Mon laboratoire utilse une approche ascendante (bottom-up), qui consiste à partir de variants génétiques associées aux conditions psychiatriques pour étudier leur impact sur des endophénotypes cérébraux, avec pour objectif de les lier à des dimensions cliniques (et non des catégories diagnostiques binaires).
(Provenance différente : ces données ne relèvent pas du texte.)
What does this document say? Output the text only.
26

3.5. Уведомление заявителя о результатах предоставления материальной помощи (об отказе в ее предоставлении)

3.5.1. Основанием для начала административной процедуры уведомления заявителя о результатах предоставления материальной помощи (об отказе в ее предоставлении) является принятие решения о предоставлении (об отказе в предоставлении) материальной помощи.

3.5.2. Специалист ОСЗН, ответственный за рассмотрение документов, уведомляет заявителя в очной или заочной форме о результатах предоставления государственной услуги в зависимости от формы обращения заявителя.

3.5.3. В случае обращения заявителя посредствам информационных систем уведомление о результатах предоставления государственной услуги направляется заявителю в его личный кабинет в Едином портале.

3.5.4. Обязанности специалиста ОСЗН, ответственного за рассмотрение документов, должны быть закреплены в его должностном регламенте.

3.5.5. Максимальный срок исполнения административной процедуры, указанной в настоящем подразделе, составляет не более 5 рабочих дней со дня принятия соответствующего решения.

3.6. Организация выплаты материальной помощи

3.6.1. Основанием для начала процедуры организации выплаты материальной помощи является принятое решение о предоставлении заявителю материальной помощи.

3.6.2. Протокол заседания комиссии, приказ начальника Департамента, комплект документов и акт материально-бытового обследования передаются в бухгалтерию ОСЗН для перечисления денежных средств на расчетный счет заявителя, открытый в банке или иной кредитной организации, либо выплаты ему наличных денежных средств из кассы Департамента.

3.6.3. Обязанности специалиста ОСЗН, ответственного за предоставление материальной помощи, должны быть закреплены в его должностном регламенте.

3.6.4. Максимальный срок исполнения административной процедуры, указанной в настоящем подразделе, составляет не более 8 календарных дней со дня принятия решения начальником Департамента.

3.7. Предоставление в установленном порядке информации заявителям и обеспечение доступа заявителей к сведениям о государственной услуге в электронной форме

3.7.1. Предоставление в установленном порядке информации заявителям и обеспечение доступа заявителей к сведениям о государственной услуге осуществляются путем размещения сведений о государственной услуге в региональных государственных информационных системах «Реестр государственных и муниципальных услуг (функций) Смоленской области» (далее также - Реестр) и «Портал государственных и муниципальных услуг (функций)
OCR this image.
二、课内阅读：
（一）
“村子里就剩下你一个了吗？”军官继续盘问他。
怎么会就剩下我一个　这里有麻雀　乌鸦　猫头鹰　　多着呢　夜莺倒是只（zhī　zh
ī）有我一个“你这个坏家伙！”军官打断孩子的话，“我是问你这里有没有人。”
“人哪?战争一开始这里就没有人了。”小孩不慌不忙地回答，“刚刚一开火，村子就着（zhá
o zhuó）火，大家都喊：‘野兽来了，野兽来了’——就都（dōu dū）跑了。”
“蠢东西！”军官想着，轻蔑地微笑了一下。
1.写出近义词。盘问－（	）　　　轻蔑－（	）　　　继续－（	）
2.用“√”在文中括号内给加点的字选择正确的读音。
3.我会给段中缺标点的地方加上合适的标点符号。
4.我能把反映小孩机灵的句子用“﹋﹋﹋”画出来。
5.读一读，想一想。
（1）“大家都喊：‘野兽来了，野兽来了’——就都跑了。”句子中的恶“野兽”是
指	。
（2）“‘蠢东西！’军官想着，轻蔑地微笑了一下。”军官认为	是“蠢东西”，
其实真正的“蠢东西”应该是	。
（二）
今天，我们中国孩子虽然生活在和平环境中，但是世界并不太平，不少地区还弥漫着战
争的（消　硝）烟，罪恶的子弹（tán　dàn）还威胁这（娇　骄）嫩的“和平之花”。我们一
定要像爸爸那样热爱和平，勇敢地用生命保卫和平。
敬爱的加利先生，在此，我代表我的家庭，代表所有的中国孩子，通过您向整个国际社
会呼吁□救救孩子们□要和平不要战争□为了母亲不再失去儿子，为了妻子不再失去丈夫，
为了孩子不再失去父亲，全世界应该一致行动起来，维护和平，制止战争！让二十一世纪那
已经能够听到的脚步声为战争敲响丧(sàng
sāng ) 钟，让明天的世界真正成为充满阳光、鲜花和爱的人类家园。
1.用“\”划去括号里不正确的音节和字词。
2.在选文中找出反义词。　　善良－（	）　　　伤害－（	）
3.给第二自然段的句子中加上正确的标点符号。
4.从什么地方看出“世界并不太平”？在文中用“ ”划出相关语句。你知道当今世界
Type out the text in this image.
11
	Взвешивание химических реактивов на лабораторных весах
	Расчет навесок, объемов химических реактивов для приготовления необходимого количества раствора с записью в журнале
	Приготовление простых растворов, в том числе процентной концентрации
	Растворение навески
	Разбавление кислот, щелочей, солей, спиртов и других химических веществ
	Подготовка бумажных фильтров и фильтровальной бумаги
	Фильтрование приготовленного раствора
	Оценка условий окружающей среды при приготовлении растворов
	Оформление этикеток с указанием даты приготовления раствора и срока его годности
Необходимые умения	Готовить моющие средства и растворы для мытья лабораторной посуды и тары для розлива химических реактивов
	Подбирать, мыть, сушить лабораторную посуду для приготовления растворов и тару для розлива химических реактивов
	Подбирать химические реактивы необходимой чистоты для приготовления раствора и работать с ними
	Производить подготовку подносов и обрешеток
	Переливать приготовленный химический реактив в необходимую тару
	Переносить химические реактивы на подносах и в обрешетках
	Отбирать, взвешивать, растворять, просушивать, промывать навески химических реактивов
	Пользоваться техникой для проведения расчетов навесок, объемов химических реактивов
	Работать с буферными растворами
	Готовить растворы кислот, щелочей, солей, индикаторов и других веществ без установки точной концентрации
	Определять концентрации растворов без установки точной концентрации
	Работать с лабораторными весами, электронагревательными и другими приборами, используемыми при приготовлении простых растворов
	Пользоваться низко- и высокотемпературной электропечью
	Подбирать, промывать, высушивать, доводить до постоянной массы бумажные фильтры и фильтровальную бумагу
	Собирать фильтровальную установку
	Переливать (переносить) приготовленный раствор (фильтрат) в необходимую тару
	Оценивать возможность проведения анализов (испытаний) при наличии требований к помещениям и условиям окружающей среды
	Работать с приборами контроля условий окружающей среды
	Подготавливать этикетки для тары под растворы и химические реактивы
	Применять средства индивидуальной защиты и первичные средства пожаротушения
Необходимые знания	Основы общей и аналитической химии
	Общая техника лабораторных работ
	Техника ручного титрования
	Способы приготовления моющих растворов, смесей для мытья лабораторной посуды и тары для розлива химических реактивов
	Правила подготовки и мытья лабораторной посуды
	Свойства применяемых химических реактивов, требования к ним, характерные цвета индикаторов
Cette stratégie nous a déjà permis d’identifier des profils fonctionnels cérébraux partagés entre plusieurs diagnostics psychiatriques - tel que la surconnectivité thalamo-sensorimotrice présente dans l’autisme mais aussi dans la schizophrénie et les TOC. Nous poursuivons actuellement cette approche en explorant entre autres l’impact des variants génétiques sur le développement cérébral précoce (chez le nourisson), ou encore l’effet de scores de charge polygénique sur l’imagerie multimodale et l’EEG chez l’enfant.
En parallèle, nous adoptons une perspective transdiagnostique top-down à large échelle au sein du consortium ENIGMA, notamment à travers des projets de neuroimagerie fonctionnelle, pour mieux comprendre les dimensions cérébrales communes à plusieurs conditions.
Harmoniser les méthodes d’analyse en neuroimagerie fonctionnelle
La neuroimagerie fonctionnelle en psychiatrie a fait face à un défi majeur cette dernière décennie, à savoir une faible reproductibilité des résultats. Cette instabilité s’explique principalement par deux facteurs: l’hétérogénéité des diagnostics psychiatriques, qui regroupent des patient·es aux profils très variés, la diversité des méthodes d’analyse utilisées d’un groupe de recherche à l’autre, influençant considérablement les résultats. Mon laboratoire co-dirige le groupe de travail ENIGMA-rsfMRI, qui vise à harmoniser les protocoles d’analyse des données d’IRM fonctionnelle au repos. Nous développons des approches multiverses, qui consistent à tester systématiquement l’effet des différents choix méthodologiques (notamment les stratégies de débruitage) sur les résultats obtenus. Ce travail est essentiel pour garantir la robustesse et la comparabilité des études et des diagnostics psychiatriques et neurologiques à grande échelle, condition indispensable pour faire progresser la neuroimagerie vers des applications cliniques fiables.
Sommaire de carrière
Clara Moreau a une formation transdisciplinaire combinant neurosciences, génétique, psychologie et bioinformatique. Combiner l’apport de ces différentes disciplines lui a permis d’aborder sous un angle nouveau des problèmes fondamentaux en psychiatrie. Sa force majeure reste cependant la neuroimagerie. Clara Moreau possède une expérience de plus de 10 ans dans l’utilisation de l’IRM structurelle, fonctionnelle et de diffusion, acquise au sein de laboratoires d’imagerie réputés tels que le MNI (McGill, Montréal), l’Imaging Genetics Center (USC, Los Angeles), et Neurospin (Saclay).